Al día siguiente, su comportamiento durante las réplicas a los discursos de los portavoces parlamentarios me puso la mosca detrás de la oreja: desprecio al PSOE, a quien se afanó por incluir entre sus afines justo cuando hacer algo así más daño le hacía a Javier Fernández, y tonteo de enamorados con Podemos, a quien está claro que quiere consolidar como antagonista principal en la bancada de la oposición. Las tesis de Arriola han triunfado, después de todo. La irrupción de Iglesias ha mandado a los socialistas a la UVI y han atornillado a Rajoy en el Gobierno. Mientras el populismo podemita sea la única alternativa de Gobierno, el miedo de la gente le mantendrá en el poder como un tributo obligatorio al mal menor. Que sea para siempre o no sólo depende de su partido.

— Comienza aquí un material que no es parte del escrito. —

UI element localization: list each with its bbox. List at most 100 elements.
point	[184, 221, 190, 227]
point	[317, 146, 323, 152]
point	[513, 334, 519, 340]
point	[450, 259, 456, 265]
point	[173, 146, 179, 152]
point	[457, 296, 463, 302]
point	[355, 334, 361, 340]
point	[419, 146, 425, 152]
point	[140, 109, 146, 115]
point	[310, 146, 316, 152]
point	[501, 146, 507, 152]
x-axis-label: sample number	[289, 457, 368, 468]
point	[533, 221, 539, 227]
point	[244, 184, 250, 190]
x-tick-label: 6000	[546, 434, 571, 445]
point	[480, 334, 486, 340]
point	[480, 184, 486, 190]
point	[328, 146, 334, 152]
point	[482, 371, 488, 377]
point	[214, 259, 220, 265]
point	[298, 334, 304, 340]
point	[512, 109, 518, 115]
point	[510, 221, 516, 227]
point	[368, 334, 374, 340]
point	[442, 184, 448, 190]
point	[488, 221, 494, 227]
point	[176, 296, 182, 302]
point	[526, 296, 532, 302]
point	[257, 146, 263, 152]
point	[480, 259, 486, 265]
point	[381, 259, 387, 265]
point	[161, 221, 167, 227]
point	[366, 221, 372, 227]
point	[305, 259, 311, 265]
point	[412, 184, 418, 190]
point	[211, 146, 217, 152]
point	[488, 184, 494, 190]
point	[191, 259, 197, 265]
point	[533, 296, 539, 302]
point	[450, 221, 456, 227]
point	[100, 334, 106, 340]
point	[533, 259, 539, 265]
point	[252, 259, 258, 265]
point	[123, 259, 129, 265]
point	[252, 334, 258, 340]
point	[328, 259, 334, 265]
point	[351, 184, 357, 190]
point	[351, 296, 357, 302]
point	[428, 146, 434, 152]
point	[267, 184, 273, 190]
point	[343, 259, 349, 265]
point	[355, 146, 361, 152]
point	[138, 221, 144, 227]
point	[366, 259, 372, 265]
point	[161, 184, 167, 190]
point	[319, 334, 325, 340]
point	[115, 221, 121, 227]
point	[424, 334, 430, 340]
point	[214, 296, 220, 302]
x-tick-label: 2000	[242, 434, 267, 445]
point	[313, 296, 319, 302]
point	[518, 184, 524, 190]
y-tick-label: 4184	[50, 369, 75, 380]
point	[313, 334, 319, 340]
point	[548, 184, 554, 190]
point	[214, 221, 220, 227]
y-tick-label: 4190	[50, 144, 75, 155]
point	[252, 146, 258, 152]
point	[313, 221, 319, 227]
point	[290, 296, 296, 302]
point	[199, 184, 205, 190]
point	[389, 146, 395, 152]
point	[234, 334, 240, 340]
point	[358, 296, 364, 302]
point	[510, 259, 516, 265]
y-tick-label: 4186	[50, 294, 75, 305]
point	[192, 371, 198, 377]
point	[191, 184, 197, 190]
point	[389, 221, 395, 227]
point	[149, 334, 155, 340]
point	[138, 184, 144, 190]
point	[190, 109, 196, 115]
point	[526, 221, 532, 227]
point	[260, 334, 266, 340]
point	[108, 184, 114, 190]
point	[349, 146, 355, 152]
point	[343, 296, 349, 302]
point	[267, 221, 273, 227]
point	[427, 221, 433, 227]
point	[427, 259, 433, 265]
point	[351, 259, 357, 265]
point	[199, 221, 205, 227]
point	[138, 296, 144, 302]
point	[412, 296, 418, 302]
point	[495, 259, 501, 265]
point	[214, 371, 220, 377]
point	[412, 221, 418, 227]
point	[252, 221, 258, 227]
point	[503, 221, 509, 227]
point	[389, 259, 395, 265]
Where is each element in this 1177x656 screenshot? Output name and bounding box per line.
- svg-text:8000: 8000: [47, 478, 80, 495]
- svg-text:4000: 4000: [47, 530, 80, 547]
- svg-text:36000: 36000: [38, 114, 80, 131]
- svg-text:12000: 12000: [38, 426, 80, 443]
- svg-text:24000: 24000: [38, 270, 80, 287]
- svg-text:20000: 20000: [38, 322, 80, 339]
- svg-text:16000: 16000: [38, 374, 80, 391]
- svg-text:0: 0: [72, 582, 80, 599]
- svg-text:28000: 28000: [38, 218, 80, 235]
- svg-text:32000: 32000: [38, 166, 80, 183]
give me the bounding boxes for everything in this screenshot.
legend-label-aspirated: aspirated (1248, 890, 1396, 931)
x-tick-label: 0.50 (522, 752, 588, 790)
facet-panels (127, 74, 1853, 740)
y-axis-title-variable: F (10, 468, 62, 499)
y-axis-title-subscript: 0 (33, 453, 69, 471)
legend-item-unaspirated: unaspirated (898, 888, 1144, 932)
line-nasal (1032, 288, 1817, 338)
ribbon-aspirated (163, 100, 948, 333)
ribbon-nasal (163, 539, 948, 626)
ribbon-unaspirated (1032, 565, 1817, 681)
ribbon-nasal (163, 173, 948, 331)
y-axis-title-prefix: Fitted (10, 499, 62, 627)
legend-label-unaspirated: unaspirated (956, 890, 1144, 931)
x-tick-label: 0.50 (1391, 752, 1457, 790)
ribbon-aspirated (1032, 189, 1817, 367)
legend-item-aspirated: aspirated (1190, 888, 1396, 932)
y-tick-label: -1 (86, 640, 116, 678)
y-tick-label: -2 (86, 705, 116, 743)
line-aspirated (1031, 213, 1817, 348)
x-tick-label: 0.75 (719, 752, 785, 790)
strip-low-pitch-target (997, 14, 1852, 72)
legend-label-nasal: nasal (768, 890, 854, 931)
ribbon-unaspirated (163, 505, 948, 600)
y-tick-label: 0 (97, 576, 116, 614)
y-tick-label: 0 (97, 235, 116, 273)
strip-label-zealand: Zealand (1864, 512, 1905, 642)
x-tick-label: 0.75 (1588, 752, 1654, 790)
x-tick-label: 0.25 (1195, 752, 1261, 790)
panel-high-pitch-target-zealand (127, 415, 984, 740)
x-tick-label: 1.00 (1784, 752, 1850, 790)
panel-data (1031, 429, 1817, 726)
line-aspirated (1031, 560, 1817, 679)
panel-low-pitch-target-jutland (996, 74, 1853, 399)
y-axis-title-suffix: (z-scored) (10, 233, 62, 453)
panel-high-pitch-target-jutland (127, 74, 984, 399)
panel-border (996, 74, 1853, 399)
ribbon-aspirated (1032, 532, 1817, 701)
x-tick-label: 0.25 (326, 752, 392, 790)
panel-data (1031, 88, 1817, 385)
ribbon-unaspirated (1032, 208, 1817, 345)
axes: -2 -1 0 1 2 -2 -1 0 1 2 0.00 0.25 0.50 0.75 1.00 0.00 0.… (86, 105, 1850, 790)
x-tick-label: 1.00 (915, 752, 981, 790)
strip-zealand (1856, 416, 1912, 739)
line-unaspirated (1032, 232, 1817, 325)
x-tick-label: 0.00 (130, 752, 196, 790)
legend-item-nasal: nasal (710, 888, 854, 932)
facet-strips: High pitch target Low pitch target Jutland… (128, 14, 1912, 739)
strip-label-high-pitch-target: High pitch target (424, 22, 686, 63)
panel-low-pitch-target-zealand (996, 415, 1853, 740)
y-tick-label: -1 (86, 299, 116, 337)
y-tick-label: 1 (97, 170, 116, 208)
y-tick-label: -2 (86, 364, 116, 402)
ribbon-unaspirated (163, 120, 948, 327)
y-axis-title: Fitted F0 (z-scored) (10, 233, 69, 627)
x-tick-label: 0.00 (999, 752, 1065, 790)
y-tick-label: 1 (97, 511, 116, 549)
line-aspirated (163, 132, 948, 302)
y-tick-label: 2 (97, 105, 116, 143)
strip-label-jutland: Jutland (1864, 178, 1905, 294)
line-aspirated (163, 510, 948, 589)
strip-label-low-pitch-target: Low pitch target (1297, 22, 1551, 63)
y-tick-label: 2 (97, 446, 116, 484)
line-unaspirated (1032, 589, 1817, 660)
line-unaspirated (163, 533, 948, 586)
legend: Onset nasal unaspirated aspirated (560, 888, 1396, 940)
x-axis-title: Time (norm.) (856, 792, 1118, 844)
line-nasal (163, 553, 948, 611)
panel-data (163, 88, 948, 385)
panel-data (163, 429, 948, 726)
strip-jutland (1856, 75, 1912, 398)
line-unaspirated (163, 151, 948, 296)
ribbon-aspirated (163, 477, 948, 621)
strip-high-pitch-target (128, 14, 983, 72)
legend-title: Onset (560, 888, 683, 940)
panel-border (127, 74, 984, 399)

El sábado, finalmente, se quitó el disfraz. Bajo el traje de tela de saco llevaba el armiño, y bajo la ceniza de la cabeza, la corona. La mano tendida se convirtió en alambre de espino y la oferta de diálogo en un mapa de líneas rojas. Ya no se trata de cambiar su política, sino de defenderla. El verbo ya no es implementar, sino preservar. El barman de la Moncloa ya no ofrece combinados, sino trágalas. O le dejan hacer lo que a él le parezca razonable, lo sea o no, o se verá obligado a convocar en mayo unas elecciones que, como todo el mundo sabe, sólo beneficiarían al PP y en todo caso a Podemos, lo que en el fondo viene a ser lo mismo. PP versus Podemos: esa es la pinza que le garantiza a Rajoy la inmortalidad. A los socialistas les pillarían en el astillero, sin buque, sin capitán y sin esperanza de mantenerse a flote. Y a Ciudadanos, saliendo del cascarón, sin la madurez necesaria para sobrevivir en esa jungla del miedo en que Rajoy ha convertido la política española.

Si el Rajoy que prevalece es el del sábado y no el del miércoles, su futuro Gobierno está más claro que el agua: un interventor (o sea, Montoro, ¿para qué cambiar si ya se conoce los números y lo de menos es que caiga simpático a los esclavos que soportan el Gobierno?), una secretaria (es decir, Soraya, por las mismas razones), un nuevo G-5 que sustituya al anterior (es decir, Catalá y García Tejerina con los refuerzos de Moragas, Nadal, Rafael Hernando y quién sabe si Martínez Castro en el caso de que quiera recuperar la figura del ministro portavoz) y un cupo que le permita agradecer algunos servicios prestados (Cospedal, casi seguro, y Alfonso Alonso). ¿Ah, que ese no es el "Gobierno basado en el acuerdo" que prometió el miércoles? ¿Y desde cuándo hay que tomarse en serio una promesa de Rajoy?